In 2017, the Government of Benin and the Hewlett Foundation engaged Camber Collective to analyze demand for family planning among youth, and develop a strategy to increase access to contraceptives across the country.
Social norms on reproductive health and sexuality, and access to family planning services, are deeply influenced by a society’s history, culture and access to resources. But family planning is also intimate and deeply personal. Women and men make decisions about when to have children as they navigate their social, emotional and relational lives, and pursue opportunities related to career, education, and community service. So, in order to support the government of Benin in developing country-level policy around reproductive health, Camber first wanted to take the time to deeply engage with youth, and better understand their hopes, plans for the futures, and challenges and joys in everyday life.

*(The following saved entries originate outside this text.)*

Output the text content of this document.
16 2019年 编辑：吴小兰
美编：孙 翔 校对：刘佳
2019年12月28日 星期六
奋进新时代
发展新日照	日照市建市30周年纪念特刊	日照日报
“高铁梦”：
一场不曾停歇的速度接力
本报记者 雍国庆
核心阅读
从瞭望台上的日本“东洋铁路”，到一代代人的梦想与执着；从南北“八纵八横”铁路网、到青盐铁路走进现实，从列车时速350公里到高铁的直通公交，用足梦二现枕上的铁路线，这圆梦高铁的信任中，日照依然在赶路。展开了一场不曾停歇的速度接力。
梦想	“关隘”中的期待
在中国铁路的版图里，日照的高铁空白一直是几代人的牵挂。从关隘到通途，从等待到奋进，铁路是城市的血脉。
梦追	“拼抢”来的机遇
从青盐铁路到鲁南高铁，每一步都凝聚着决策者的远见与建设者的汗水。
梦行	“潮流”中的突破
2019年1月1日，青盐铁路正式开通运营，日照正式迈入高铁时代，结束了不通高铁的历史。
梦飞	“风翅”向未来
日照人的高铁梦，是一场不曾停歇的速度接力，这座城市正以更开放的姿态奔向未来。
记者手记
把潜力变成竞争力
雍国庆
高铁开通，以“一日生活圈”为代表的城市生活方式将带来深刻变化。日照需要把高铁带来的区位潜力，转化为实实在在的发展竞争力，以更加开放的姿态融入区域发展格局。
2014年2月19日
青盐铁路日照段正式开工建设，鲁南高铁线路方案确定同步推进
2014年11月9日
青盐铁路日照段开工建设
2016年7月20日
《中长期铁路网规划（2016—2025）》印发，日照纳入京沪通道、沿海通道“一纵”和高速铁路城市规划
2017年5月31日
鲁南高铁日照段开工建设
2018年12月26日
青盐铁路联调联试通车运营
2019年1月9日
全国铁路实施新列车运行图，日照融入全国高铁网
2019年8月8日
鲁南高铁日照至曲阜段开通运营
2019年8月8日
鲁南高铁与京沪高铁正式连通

Working in partnership with the Laboratoire d’Etudes et de Recherche sur les Dynamiques Sociales et le Développement Local, Camber conducted a multi-faceted qualitative research with young men and women in rural and urban areas. The research combined a number of methodologies, and including focus groups, in-depth interviews and ethnographic observation. Through “photovoice” we asked participants to document their day-to-day lives with photography, generating rich visual data on their role models, ambitions, perspectives, and what matters to them.
This data generated a number of rich insights on youth’s experiences and needs around reproductive health. We learned, for instance, about young women’s aspirations and desire for family, interest in defying gender norms which limit women to the household, and frustration with a lack of work opportunities. We heard about how women seek information on reproductive health, receiving a myriad of diverse messages (from friends, family, peers, media, health workers) while trying to discern the truth of what will work best for them in their lives. We heard about how young women’s outlooks differ from their mothers, and how they are navigating a landscape of rapidly shifting social norms.

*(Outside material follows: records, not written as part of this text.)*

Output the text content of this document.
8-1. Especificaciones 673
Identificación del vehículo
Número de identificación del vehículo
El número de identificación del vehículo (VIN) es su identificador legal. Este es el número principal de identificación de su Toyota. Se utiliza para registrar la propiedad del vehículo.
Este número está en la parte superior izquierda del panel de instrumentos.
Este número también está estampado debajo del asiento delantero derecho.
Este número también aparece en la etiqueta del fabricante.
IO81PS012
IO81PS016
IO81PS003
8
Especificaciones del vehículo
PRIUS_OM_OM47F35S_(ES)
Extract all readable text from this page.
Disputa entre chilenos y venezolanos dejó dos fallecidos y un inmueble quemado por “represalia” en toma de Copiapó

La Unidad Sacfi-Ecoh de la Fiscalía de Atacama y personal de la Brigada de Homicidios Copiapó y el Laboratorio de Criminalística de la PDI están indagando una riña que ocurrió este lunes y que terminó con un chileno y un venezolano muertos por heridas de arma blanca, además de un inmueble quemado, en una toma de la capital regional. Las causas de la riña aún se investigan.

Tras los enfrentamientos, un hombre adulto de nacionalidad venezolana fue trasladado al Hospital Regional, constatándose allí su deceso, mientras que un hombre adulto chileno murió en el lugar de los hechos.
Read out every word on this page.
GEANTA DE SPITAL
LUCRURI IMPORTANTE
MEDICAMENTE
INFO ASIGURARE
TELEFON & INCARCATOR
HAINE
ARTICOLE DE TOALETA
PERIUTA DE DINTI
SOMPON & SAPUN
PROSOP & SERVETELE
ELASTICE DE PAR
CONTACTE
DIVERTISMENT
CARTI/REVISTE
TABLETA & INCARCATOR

These qualitative insights gave us perspective on how young women are experiencing numerous pressures, working towards multiple ambitions, and how their interest in and access to family planning sits at the intersection of social, cultural and economic factors in their lives. Based on these insights, we crafted a quantitative survey which allowed us to understand how these dynamics play out and impact family planning at a population level. We worked collaboratively with the government of Benin, and with local youth organizers, to develop a strategy for improving youth access to family planning, and a communications plan to promote family planning in terms that resonate with young women and meet their needs.